Some think it’s too dangerous for us to go still while others think that it would be too emotionally taxing on us. My abuela just tells me that the country is too poor and too miserable for me to see it just yet.

“We’ll go when things are better,” she promises me. But when will that be?

As a Cuban-American, it would be really easy for me to visit Cuba. One of the 12 categories of authorized travel to Cuba, according to the U.S. Embassy in Cuba website, is “family visits.” I could get in touch with long-lost relatives I’ve never met and simply go there.

But, heeding my family’s warnings, I hold back and instead watch friend after friend go. I sit at home, simultaneously afraid to go back to my home country because I simply don’t know what I will find and afraid that I am missing out on some part of myself by not traveling to Cuba while so many I know go there as casually as a weekend in Vegas.

For me, though, going to Cuba isn’t as simple as picking which airport to fly through and packing a couple of extra bathing suits. It’s an emotional decision that, once I make it, will likely change my life in some way. Maybe the truth is that I am not yet ready to face what changes traveling to Cuba will bring me. Will it make me understand something new about my heritage?
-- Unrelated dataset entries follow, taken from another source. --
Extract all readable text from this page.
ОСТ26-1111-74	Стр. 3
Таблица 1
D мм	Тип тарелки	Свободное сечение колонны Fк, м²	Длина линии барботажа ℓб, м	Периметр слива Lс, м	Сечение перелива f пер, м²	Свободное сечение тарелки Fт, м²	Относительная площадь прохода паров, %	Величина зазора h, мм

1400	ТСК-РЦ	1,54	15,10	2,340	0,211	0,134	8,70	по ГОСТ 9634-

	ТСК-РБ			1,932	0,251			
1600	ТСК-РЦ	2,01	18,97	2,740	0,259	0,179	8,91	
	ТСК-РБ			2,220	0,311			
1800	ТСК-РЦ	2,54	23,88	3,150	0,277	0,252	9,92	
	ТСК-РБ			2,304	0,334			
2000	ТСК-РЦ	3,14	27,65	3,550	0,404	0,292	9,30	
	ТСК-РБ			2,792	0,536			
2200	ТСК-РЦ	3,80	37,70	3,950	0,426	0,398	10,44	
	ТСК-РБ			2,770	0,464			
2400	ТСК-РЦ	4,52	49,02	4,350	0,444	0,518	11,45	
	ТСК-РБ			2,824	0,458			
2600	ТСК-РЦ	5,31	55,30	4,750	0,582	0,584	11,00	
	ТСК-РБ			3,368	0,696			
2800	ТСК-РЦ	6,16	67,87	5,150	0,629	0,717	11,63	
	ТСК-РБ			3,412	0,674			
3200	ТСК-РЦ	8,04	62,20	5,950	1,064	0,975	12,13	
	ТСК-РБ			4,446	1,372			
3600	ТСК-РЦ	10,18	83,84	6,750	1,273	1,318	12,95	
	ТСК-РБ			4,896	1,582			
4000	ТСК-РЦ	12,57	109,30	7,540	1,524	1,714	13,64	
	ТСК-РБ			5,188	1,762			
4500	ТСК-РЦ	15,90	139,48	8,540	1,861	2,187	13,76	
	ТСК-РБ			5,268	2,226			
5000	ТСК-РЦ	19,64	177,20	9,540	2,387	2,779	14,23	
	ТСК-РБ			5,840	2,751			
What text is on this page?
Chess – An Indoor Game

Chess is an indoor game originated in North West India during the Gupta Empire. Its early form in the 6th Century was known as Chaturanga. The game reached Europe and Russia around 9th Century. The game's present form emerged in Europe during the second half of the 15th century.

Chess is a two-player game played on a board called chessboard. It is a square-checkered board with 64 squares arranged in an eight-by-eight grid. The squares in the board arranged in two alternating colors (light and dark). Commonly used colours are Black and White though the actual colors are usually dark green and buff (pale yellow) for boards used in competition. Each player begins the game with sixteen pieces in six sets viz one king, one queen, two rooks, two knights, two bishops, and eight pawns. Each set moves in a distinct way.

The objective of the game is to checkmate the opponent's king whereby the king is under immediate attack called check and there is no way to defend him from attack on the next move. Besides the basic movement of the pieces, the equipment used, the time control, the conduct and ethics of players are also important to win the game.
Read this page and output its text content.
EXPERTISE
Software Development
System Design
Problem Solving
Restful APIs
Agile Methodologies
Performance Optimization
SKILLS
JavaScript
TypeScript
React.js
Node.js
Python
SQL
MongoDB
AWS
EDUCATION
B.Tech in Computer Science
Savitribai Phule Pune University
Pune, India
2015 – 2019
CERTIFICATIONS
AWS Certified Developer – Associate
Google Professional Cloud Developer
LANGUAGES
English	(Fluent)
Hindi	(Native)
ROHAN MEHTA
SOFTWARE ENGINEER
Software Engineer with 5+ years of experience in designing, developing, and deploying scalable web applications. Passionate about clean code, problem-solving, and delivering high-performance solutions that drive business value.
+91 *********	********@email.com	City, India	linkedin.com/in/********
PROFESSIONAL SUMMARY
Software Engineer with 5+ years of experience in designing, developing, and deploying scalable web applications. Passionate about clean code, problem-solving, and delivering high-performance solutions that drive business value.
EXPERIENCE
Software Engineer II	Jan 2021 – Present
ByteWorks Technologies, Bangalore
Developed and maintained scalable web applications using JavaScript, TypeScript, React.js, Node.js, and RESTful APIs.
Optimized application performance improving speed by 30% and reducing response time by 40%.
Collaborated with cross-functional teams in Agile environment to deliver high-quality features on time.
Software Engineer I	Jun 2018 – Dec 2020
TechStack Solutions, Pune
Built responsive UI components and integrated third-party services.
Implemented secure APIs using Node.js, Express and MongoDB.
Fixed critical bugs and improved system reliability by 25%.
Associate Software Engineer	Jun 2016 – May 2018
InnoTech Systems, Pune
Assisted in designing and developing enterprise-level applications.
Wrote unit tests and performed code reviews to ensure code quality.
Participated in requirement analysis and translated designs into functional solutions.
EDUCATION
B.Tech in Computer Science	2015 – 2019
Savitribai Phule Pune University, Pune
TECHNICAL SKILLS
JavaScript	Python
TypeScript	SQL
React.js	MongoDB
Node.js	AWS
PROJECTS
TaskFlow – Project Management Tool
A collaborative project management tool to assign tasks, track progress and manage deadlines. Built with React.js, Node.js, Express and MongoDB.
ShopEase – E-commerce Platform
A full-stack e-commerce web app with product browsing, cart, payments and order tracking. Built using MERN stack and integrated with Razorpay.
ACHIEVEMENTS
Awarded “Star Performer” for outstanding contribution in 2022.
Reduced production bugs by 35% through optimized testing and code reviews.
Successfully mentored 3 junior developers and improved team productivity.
Will it make me hate the Castro regime as much as most other Cuban-Americans I know? Will it make me cry, laugh or simply shock me?

I don’t know the answers, and I am just now starting to ask the questions — the right questions — about what it means to travel to Cuba as a Cuban-American. And while I am not ready to seek those answers just yet, in the meantime I have plenty of friend’s photos to make me yearn for those answers someday. Maybe that jealousy isn’t so bad after all.